L'Argentine a emprunté mardi 16,5 milliards de dollars à l'occasion de son retour sur les marchés de capitaux, une levée de fonds historique pour Buenos Aires, qui lui permet de solder un litige hérité de la crise de 2001.
"Aujourd'hui, nous célébrons la fin du défaut de paiement de 2001, ou plutôt vendredi, quand nous effectuerons le règlement" aux fonds spéculatifs, a déclaré le ministre argentin du Budget Alfonso Prat-Gay, lors d'une conférence de presse.
La demande d'emprunt argentin - 68 milliards de dollars - a largement dépassé l'offre. Buenos Aires a porté son émission obligataire bien au-delà de son objectif initial de 12 à 15 milliards, en profitant au passage pour se refinancer.
Pour le règlement du contentieux avec les "fonds vautours" ayant fait condamner l'Argentine devant la justice américaine, le gouvernement de centre-droit au pouvoir depuis décembre avait été autorisé par le Parlement à émettre 12,5 milliards de dolalrs de dette.

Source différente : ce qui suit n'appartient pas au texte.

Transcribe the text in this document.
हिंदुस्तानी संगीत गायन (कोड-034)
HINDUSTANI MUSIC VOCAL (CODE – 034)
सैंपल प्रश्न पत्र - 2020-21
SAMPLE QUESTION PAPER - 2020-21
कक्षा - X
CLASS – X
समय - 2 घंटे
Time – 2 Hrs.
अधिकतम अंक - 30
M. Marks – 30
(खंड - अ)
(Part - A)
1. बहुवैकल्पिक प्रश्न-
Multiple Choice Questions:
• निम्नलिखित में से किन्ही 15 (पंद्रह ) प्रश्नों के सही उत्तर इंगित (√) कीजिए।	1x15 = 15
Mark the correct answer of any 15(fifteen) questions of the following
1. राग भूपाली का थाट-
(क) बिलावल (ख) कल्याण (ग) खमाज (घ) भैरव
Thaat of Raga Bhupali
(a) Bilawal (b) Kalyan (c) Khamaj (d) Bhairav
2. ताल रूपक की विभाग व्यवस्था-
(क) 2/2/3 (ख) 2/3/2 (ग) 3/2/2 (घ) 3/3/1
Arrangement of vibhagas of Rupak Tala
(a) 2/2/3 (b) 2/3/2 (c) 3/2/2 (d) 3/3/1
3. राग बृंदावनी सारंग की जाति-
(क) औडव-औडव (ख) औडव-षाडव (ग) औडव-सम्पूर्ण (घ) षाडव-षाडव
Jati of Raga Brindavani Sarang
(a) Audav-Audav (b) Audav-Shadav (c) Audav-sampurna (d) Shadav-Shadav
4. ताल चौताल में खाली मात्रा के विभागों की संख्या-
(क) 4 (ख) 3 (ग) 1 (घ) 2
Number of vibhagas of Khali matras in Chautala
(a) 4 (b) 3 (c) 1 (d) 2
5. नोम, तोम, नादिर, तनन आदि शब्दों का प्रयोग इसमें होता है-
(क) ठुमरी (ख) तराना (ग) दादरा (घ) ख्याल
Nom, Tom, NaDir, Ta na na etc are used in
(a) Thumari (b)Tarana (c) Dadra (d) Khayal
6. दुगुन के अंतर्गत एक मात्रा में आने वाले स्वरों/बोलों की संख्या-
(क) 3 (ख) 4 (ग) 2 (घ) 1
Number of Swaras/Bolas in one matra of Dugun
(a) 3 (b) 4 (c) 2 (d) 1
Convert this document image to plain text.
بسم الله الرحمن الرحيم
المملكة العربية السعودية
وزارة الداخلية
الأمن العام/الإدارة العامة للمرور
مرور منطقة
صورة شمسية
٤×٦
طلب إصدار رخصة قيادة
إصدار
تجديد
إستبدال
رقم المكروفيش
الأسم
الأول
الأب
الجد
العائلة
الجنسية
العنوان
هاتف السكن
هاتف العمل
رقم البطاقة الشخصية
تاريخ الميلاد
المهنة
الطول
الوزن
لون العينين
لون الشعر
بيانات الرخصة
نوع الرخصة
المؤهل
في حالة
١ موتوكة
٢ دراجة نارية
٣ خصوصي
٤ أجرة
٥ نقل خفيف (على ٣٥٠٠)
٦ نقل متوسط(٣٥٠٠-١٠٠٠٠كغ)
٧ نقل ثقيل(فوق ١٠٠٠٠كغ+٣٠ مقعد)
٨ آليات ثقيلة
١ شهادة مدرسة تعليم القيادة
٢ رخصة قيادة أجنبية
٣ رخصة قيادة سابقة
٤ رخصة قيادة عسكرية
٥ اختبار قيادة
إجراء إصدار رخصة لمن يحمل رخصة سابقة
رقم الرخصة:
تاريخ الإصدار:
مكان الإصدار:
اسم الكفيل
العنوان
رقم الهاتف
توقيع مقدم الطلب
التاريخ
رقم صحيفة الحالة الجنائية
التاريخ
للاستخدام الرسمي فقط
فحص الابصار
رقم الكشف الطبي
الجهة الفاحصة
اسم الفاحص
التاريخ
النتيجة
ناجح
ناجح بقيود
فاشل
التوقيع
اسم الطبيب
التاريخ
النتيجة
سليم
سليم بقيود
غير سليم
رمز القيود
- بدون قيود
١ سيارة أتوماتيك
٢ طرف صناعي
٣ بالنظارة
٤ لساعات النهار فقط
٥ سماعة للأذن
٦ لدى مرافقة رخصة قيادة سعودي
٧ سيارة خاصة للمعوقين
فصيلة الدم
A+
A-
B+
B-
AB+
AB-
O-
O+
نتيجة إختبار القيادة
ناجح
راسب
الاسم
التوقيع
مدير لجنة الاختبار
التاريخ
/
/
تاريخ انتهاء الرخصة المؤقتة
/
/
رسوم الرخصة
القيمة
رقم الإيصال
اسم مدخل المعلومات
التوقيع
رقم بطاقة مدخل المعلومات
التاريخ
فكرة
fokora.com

La fin du défaut de paiement de l'Argentine signifie que les entreprises et les provinces pourront désormais avoir accès à des crédits à de meilleurs taux.
- Succès aux USA -
Vendredi, l'Argentine signera un chèque de 9,3 milliards de dollars aux fonds spéculatifs qui avaient systématiquement refusé les restructurations de dette de 2005 et 2010.
Le ministre a estimé que la levée de fonds était "la plus importante de l'histoire de l'Argentine et la demande la plus forte de l'histoire pour un marché émergent".
Les bons ont trouvé preneur aux Etats-Unis (65%), en Europe (25%), en Asie (5%) et en Amérique latine (5%), a précisé le ministre. "Il n'y a pas d'autre émission de dette prévue en 2016", a-t-il ajouté.
Dans le détail, l'émission se décline ainsi : 2,75 milliards de dollars à 3 ans au taux de 6,25%, 4,5 milliards à 5 ans au taux de 6,87%, 6,5 milliards à 10 ans au taux de 7,5% et 2,75 milliards à 30 ans au taux de 7,62%.
Cette levée de fonds met un terme à des années de contentieux juridique avec les fonds spéculatifs qui ont toujours refusé d'accepter, comme l'on fait 93% des créanciers du pays, une décote sur les titres qu'ils détiennent.
"Ce n'est pas un aboutissement, c'est un point de départ", a assuré le ministre. Le nouveau gouvernement a du pain sur la planche : inflation de 12% au premier trimestre, déficit budgétaire de 6% et croissance au ralenti.
Voyant se dessiner lundi le succès de l'opération, le président Mauricio Macri avait estimé que l'Argentine était "sortie d'années de conflit financier avec le monde".
L'Argentine avait besoin de nouveaux financements pour tourner la page de la crise économique et s'attaquer aux défis de l'inflation et à la relance de sa croissance.
- Redonner confiance -
Au lendemain de la crise économique de 2001/2002, l'Argentine avait rompu avec les institutions internationales (FMI, Banque mondiale), que les ex-présidents de gauche Nestor Kirchner (2003-2007) puis de son épouse Cristina (2007-2015) tenaient pour co-responsables du défaut de paiement de 2001.
Profitant du boom des matières premières dans les années 2000, Buenos Aires s'était désendetté grâce au produit des exportations agricoles, pilier de l'économie argentine.
La baisse des cours a conduit l'Argentine à revoir sa stratégie et un retour sur les marchés internationaux de capitaux s'imposait.
Fin mars, Buenos Aires et les fonds "vautours" ont conclu un accord pour mettre un terme au conflit.
Même onéreux, parvenir à un règlement avec les derniers créanciers en conflit avec l'Argentine était une priorité pour son nouveau gouvernement, afin de redonner confiance à d'éventuels investisseurs.
Pour l'économiste argentin Dante Sica, "l'Argentine tourne définitivement la page de l'histoire du défaut de paiement".
"Sortir de la classification de défaut de paiement, dit-il, peut motiver des entreprises qui avaient suspendu des projets de développement en Argentine".